Minnesota center Daniel Oturu and Maryland big man Jalen Smith are both considered first-round picks in the most recent mock draft at NBADraft.net. Garza’s name does not appear in either round. There are questions about how well his game will translate to that level, whether he’d be able to defend agile post players.

But Bilas, who has a respected eye for talent, believes Garza will make it to the league. 

“He’ll play in the NBA because he can shoot it and step away, and he’s got a big body and he can rebound,” Bilas said. “The NBA’s always looking for stars, but you can make a lot of money as a role player.”

ESPN College GameDay host Jay Bilas believe Iowa star Luka Garza has a future in the NBA.

Garza said he hasn’t given the NBA any thought.

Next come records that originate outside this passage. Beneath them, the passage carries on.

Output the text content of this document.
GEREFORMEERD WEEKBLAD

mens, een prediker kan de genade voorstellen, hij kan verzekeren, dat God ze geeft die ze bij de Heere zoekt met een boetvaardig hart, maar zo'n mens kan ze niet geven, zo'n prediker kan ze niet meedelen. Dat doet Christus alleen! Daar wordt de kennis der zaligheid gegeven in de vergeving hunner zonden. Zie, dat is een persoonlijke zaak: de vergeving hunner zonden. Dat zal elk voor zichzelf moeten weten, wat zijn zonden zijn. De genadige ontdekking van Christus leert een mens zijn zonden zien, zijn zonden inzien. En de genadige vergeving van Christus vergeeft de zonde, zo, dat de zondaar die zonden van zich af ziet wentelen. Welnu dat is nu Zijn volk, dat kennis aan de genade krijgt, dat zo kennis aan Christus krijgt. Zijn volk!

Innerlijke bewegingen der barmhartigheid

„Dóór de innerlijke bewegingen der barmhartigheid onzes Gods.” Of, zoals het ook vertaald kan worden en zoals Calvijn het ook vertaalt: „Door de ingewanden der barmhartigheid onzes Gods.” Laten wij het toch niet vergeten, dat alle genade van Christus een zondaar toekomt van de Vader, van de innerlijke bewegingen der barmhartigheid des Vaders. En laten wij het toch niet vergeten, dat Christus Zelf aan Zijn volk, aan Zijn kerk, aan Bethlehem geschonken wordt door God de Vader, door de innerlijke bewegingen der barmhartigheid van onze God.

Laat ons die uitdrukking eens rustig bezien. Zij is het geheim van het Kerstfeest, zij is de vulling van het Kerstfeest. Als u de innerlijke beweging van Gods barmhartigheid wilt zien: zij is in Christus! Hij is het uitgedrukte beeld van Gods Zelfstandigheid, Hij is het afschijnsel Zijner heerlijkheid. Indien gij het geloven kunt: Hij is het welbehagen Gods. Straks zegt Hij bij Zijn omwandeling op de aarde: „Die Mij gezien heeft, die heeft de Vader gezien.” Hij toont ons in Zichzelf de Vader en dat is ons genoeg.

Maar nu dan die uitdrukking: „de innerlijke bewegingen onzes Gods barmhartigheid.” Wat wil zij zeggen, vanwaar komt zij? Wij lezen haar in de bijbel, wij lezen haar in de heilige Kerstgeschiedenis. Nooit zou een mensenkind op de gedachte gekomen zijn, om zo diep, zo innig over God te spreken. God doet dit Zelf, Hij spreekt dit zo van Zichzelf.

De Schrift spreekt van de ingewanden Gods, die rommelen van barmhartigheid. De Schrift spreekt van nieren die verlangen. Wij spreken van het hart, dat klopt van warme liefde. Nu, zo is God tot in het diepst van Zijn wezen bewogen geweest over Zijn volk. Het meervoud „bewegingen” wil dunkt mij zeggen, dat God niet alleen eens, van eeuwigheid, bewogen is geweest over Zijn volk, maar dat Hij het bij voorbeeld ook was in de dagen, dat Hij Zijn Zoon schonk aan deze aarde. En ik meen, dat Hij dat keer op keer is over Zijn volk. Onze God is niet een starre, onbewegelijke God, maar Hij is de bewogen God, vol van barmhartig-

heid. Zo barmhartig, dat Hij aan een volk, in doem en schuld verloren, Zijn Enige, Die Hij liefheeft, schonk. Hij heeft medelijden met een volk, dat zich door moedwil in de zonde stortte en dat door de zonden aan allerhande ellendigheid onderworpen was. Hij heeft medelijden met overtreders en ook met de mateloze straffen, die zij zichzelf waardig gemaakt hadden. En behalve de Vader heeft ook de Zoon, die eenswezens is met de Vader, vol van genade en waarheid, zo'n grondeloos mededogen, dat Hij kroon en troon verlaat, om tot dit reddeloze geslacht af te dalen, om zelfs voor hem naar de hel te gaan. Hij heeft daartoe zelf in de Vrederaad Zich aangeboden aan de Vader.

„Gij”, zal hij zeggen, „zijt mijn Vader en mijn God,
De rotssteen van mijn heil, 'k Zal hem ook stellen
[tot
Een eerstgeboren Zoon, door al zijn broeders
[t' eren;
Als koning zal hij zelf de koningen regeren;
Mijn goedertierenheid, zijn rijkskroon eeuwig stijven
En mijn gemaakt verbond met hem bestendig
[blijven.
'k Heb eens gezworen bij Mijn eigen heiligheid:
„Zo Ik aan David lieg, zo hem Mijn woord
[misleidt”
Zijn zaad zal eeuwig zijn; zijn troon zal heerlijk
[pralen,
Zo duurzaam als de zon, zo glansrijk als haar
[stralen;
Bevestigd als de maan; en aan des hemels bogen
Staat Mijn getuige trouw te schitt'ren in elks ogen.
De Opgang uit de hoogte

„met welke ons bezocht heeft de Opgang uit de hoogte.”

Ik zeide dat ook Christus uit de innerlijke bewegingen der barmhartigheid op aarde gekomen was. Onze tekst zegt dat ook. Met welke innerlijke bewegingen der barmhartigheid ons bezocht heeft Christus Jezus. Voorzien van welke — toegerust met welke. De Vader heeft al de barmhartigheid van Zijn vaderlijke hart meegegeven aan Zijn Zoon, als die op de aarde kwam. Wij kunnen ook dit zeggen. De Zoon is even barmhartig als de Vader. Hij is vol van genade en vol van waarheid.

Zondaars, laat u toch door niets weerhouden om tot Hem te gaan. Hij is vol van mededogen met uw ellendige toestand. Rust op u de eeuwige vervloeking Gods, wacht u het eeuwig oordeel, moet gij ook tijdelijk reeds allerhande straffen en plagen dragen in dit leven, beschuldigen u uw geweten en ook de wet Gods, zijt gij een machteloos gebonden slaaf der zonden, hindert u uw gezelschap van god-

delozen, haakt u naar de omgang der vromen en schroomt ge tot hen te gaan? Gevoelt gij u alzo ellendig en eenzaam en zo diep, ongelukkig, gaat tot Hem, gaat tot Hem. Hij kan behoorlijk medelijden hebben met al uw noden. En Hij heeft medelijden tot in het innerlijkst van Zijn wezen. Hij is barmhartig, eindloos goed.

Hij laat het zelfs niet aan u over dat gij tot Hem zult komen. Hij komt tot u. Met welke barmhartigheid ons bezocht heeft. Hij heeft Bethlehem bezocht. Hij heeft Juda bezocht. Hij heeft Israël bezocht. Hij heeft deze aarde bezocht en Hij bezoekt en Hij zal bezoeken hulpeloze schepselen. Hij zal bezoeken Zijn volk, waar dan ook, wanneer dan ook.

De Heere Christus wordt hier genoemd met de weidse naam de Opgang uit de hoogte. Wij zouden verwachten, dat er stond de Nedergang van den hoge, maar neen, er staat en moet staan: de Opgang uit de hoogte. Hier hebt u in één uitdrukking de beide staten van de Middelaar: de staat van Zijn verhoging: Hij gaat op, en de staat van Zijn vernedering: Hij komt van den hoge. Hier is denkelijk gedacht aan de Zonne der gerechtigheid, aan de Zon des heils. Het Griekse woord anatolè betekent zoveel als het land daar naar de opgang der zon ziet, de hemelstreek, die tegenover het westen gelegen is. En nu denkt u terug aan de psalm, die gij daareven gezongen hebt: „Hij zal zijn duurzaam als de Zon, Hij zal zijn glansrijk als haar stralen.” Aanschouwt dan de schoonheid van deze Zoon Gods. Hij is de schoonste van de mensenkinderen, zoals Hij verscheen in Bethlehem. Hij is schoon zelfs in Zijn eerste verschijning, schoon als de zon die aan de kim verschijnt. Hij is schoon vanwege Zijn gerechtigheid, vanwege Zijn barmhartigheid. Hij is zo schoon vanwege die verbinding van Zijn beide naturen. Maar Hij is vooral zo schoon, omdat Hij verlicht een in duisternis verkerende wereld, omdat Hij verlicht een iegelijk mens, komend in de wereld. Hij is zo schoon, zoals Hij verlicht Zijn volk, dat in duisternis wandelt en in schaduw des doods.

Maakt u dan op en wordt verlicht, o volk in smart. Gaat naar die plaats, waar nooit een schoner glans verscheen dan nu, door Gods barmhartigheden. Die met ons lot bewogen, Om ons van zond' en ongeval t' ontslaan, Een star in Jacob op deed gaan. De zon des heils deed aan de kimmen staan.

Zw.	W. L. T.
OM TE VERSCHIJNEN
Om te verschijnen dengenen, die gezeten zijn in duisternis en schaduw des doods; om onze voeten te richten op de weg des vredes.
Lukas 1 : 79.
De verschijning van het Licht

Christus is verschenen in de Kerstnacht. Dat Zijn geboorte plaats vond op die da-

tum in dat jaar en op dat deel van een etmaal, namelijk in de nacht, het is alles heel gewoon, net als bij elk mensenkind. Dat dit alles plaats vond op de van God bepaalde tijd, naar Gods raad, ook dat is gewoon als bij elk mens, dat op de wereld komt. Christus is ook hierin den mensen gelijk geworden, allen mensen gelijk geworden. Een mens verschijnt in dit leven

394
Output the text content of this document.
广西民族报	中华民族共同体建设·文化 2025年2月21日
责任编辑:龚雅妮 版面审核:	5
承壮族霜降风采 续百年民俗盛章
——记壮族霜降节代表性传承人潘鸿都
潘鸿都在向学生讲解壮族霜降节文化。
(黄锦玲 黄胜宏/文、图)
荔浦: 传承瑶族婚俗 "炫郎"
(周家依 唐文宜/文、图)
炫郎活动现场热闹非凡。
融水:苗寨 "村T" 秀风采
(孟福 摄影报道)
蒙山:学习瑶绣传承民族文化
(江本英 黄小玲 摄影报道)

His focus is on winning a Big Ten championship and getting the Hawkeyes back to the NCAA Tournament, where they were bounced in the second round a year ago.

Frank Garza said the family’s goal is even higher, one that hints at what Luka’s NBA decision will be later this year.

“We came here to win a national championship,” Frank said. “It’s always been my belief, marrow deep, that we can bring a national championship home. We believe you can do it at Iowa. You can do it with Fran. I’m expecting we’re on that path.”

Settles would like to see Garza return to Iowa and take a shot at becoming the school’s all-time leading scorer. Roy Marble currently holds that mark with 2,116 points. Garza is already at 1,301.

Iowa hasn’t had a consensus first-team all-American since Chuck Darling in 1952. Garza is in line to be the next.

Settles called Garza the most impactful Hawkeye since Andre Woolridge in 1997. Before he’s done, Garza could have an argument as the best ever.

“I always play with emotion. That’s what basketball does for me, is allow me to show who I am,” Garza said.

“It doesn’t really matter who’s lined up in front of me. I’m just going to go as hard as I can. I play hard if I’m in the YMCA, if I’m in L.A. Fitness, as hard as I do in the Big Ten. I don’t really take any moment on the court for granted because you never know what’s going to be your last.”